20 Nisan 2012 Cuma

Knowing (2009)


şöyle düşünün; bir yere yemeğe gittiniz. mekan çok güzel, çok şık. görevliler pek sıcak. "pek mutluyum, iyi ki gelmişim buraya" deyip yiyecek bir şeyler söylediniz. bu arada tabii ki, beklentileriniz gayet yüksek. yemek geldi. sunum da pek kaliteli. ama yediğiniz yemek bir şeye benzemiyor. çok basit hatalar yemeğin tadını ortalamaların altına çekmiş. yemiş olmak için yiyorsunuz ama içten içe de "ne de güzel başlamıştı" diye hayıflanıyorsunuz. işte bu film, insanın ağzında tam olarak böyle bir tat bırakıyor.

yönetmeni alex proyas. filmografisinde the crow, i,robot var. john koestler karakteri ile nicholas cage de baş rolde. başlangıç sahneleri de hiç fena değil. haliyle filmin en azından ortalama bir film olmasını bekliyor insan. yazık.

hikaye, lucinda isimli minik kızın zaman kapsülüne bir dizi sayıların bulunduğu bir kağıt koymasıyla başlar. lucinda yazmayı bitirmemişken, kağıt elinden alınır ve 50 yıl sonra açılmak üzere kapsüle konur. kızcağız yarım kalan işini tırnaklarıyla kapıya kazıyarak bitirir. 50 yıl sonra, john'un oğlu caleb de, aynı yaşlardadır ve aynı okula gitmektedir. kapsül açılır, caleb'e lucinda'nın mektubu çıkar. buraya kadar hiç fena değil, değil mi? buradan sonra klişeler, oturmayan ya da tamamen gereksiz karakterler, bir anda malum olan bilgiler, inatla kendi bildiğini yapan sinir insan tipleri filmi oluşturur. john önce bir kısım rakamların tarih ve o tarihte ölecek olan insan sayısını işaret ettiğini çözer. tansiyonu yükseltmek için kullanılan arkadaş karakteri olmamıştır. john'a inanmaz elbette, ama argümanları o kadar basit ve saçmadır ki, artık yedi yaşındaki çocuklar bile daha mantıklı cümleler kuruyor. hele de böyle bir neslin yetiştiği bir dönemde, bu filmin hiç şansı yok. dönelim filme, john, lucinda'nın kızını bulur. kızının da caleb yaşlarında bir kızı vardır. falan da filan da. bu arada john lucinda'nın öngördüğü iki olaya tanıklık eder. bu bilgilerin kendisine gönderildiğine, ulvi bir amacı olduğuna inanmışken ve bizi de inandırmışken, bir anda aslında olayın kendisi ile hiç bir alakası olmadığını fark eder. güneş patlamalarından birinin dünyaya ulaşacağı ve herkesin ölümüne neden olacak tarihtir aslında son tarih. 

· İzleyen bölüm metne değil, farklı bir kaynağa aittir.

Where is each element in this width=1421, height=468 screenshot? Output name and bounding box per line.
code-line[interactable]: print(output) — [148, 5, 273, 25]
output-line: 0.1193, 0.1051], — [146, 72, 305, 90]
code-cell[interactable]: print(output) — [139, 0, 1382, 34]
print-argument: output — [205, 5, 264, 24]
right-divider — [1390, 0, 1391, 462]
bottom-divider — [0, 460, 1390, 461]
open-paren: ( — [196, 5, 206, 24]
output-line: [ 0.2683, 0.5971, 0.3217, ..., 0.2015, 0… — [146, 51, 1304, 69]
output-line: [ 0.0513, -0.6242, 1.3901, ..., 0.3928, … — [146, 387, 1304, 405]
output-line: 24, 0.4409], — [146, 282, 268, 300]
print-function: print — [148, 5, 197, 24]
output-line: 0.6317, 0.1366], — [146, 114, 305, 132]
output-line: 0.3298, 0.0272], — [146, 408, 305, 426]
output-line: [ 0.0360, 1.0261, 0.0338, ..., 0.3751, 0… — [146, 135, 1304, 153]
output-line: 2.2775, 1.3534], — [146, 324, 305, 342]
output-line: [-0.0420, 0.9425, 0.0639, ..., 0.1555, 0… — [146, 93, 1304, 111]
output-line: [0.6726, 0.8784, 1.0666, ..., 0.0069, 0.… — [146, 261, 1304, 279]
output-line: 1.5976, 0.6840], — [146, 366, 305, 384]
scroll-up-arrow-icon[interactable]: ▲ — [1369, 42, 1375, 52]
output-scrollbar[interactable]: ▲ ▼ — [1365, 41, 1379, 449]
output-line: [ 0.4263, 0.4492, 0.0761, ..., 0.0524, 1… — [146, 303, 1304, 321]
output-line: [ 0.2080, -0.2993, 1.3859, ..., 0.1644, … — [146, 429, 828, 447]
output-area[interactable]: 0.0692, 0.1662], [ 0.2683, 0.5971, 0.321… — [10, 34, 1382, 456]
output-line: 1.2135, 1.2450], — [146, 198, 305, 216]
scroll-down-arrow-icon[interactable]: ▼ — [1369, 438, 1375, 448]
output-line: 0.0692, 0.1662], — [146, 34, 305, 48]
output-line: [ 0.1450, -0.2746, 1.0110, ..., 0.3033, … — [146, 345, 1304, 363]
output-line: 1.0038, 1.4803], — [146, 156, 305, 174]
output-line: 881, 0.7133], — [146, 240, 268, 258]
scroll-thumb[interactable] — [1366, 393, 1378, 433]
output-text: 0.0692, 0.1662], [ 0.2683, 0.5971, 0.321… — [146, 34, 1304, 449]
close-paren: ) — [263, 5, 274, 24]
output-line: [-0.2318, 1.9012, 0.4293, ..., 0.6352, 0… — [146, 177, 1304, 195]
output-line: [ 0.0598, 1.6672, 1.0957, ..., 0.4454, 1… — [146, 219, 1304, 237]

bu arada hikayede amaçlarının ne olduğunu bilmediğimiz, x-files vari, siyah paltolu adamlar vardır. onu atlamasaydım iyiydi. adamlar telepatiktir, çocuklarlakonuşur bir tek. sonunda da çocukları alıp, büyükleri bırakırlar. bizim iki küçük afacan, başka bir gezegen olduğunu tahmin ettiğimiz bir yere indirilir, burçak tarlasında koşmaya başlar. 

neresinden tutsam bilemedim. gerilimler olmamış, climax tamam da çözülme pek alakasız. madem olay çocuklardı, oradan girip oradan devam etseymiş. ne diye nicholas cage'i ordan oraya koşuşturdun be adam. caleb karakterini sağlamlaştır, john yardımcı karakter olarak kalsın, pek mütiş olur. ama olmamış. 

dark city de alex proyas'ınmış. onu pek hatırlamıyorum. onu da bir izleyeyim bakalım.